At t =0, the velocity of A is greater than the velocity of B.
We are told in the question that the spacecrafts fly parallel to each other and that for the both spacecrafts, the velocities are described as follows;
A: vA (t) = ť^2 – 5t + 20
B: vB (t) = t^2+ 3t + 10
Given that t = 0 in both cases;
vA (0) = 0^2 – 5(0) + 20
vA = 20 m/s
For vB
vB (0) = 0^2+ 3(0) + 10
vB = 10 m/s
We can see that at t =0, the velocity of A is greater than the velocity of B.

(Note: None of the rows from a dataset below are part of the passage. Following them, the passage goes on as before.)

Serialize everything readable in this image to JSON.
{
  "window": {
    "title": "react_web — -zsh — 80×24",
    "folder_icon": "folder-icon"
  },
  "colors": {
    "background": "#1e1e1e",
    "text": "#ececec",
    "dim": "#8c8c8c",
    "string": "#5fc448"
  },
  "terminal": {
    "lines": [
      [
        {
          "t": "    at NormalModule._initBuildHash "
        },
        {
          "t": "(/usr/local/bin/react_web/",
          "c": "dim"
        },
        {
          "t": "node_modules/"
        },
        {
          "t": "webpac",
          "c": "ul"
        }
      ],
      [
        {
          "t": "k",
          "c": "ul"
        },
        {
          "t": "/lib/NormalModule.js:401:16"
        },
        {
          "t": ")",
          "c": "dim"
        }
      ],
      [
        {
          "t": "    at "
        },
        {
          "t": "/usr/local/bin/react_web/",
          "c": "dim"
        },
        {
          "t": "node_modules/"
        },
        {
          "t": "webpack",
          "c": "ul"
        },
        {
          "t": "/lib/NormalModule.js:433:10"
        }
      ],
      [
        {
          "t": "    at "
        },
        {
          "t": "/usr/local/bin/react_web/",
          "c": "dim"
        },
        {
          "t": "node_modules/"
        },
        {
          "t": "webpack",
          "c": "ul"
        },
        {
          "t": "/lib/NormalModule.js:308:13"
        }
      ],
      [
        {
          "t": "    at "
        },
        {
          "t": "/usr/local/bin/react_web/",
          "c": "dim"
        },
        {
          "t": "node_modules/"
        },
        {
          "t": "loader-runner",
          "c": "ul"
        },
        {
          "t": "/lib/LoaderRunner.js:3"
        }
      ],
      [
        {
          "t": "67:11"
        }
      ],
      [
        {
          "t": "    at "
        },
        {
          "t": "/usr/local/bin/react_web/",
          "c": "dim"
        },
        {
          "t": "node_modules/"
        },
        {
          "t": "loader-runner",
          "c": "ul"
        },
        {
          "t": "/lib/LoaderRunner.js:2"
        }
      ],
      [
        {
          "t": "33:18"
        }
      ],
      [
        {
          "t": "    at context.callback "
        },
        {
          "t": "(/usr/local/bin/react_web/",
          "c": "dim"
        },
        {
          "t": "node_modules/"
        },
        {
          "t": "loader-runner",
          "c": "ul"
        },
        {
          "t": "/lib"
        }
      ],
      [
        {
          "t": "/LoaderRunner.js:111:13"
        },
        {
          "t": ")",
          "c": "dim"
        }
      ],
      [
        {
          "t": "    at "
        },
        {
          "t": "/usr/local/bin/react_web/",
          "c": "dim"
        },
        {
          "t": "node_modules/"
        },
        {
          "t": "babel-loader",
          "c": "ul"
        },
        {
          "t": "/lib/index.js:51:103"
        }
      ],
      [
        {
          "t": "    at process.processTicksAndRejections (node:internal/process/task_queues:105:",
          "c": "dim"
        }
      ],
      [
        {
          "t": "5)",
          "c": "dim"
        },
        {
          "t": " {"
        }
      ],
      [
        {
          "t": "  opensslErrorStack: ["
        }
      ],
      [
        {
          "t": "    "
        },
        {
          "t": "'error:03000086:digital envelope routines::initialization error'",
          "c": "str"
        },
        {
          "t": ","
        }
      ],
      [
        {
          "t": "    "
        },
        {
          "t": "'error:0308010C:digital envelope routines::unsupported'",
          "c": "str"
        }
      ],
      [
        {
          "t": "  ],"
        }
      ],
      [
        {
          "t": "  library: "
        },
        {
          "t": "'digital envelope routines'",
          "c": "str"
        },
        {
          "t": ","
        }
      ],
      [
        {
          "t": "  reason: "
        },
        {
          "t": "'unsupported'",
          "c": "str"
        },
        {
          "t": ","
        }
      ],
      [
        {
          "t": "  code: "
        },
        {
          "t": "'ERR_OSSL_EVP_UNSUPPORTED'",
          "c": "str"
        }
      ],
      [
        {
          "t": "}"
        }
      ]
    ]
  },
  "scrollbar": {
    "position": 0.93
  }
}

Learn more: brainly.com/question/24857760
Read each question carefully. Show all your work for each part of the question. The parts within the question may not have equal weight. Spacecrafts A and B are flying parallel to each other through space and are next to each other at time t= 0. For the interval 0 <t< 6 s, spacecraft A's velocity v A and spacecraft B's velocity vB as functions of t are given by the equations va (t) = ť^2 – 5t + 20 and VB (t) = t^2+ 3t + 10, respectively, where both velocities are in units of meters per second. At t = 6 s, the spacecrafts both turn off their engines and travel at a constant speed. (a) At t = 0, is the speed of spacecraft A greater than, less than, or equal to the speed of spacecraft B?